Online multi-user tools like Google Docs may have changed the way we collaborate, but Microsoft's new Fluid Framework aims to tear up the common interpretation of a shared document. Announced at Build 2019 today, the new framework is web-based, and pulls apart traditional documents so as to recombine them in more modular ways.

It's no small boast. "Fluid will break down the barriers of the traditional document as we know it and usher in the beginning of the free-flowing canvas," Microsoft promises of its new technology.

Details are in short supply right now – you might say that the situation is, ahem, fluid – but what we do know sounds fairly appealing. It's built around multi-person coauthoring on web and document content, blurring the lines between different types of file. In the process, Microsoft says, you'll be able to break down content into different building blocks.

Those blocks will be collaborative, supporting multiple people working with them at any one time. They'll also be reusable across applications, so that they can be combined into new, more flexible documents. Exactly how that will work hasn't been explained, but Microsoft has said that it expects to integrate Fluid into apps like Word, Teams, and Outlook.

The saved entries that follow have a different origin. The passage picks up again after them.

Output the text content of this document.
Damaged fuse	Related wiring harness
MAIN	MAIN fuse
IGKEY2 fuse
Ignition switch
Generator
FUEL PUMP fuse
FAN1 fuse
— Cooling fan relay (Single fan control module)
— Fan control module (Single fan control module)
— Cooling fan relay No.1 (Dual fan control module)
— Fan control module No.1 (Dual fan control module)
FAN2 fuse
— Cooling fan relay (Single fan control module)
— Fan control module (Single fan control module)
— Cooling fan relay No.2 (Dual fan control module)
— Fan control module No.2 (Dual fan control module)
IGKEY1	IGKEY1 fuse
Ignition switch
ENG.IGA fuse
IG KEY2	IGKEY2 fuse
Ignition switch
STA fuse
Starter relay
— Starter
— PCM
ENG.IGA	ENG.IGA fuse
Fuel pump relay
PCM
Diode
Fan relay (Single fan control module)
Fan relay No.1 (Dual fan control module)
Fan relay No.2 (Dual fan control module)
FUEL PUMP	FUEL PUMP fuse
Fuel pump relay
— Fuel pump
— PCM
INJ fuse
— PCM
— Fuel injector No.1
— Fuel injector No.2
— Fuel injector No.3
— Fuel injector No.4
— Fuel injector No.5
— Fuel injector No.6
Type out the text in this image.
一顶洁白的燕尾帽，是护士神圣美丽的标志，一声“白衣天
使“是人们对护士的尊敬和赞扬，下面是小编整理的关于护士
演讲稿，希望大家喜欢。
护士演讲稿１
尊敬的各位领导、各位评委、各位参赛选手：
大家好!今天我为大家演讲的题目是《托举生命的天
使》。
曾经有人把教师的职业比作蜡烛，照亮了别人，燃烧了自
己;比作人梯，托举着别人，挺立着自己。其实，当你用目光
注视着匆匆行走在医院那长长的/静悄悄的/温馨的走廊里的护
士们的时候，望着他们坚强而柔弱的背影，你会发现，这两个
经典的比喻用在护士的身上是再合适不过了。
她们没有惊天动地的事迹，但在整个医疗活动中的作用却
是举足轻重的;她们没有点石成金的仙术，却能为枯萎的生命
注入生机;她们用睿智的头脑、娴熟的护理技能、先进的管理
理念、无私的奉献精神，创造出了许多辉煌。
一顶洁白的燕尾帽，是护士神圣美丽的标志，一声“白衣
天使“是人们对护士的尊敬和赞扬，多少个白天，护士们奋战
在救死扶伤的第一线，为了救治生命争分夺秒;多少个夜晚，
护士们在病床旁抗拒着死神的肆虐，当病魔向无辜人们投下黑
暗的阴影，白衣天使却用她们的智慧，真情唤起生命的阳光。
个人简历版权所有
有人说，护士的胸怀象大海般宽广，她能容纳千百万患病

A rolodex of AI agents to help

Sometimes working effectively isn't so much about knowing the answer, but knowing the right person to ask for that answer. The Fluid Framework will embrace that concept with intelligent agents, effectively working as a research and assistant team alongside human participants. They'll be able to pick up some of the more mundane tasks.

For example, there'll be agents which can translate data, or fetch content based on what's being collaborated on. Microsoft will have agents to make photo suggestions, too, as well as to identify potential experts. They'll act as editors, suggesting potential changes as well as performing compliance checks.

If it works as well as Microsoft says it will, it could be a real time-saver. Sometimes the most laborious part of a project isn't the creative aspect, but the more pedestrian – yet time-consuming – tasks that are nonetheless important for the end result. Being able to offload those onto an uncomplaining AI sounds like it can only be a good thing.

Microsoft Fluid Framework is coming this year

The Fluid Framework will start showing up in Microsoft experiences later in 2019. However Microsoft isn't keeping all its toys to itself. The Fluid Framework SDK (software developer kit) will also be released this year, allowing third-party coders to build their own componentized documents and more.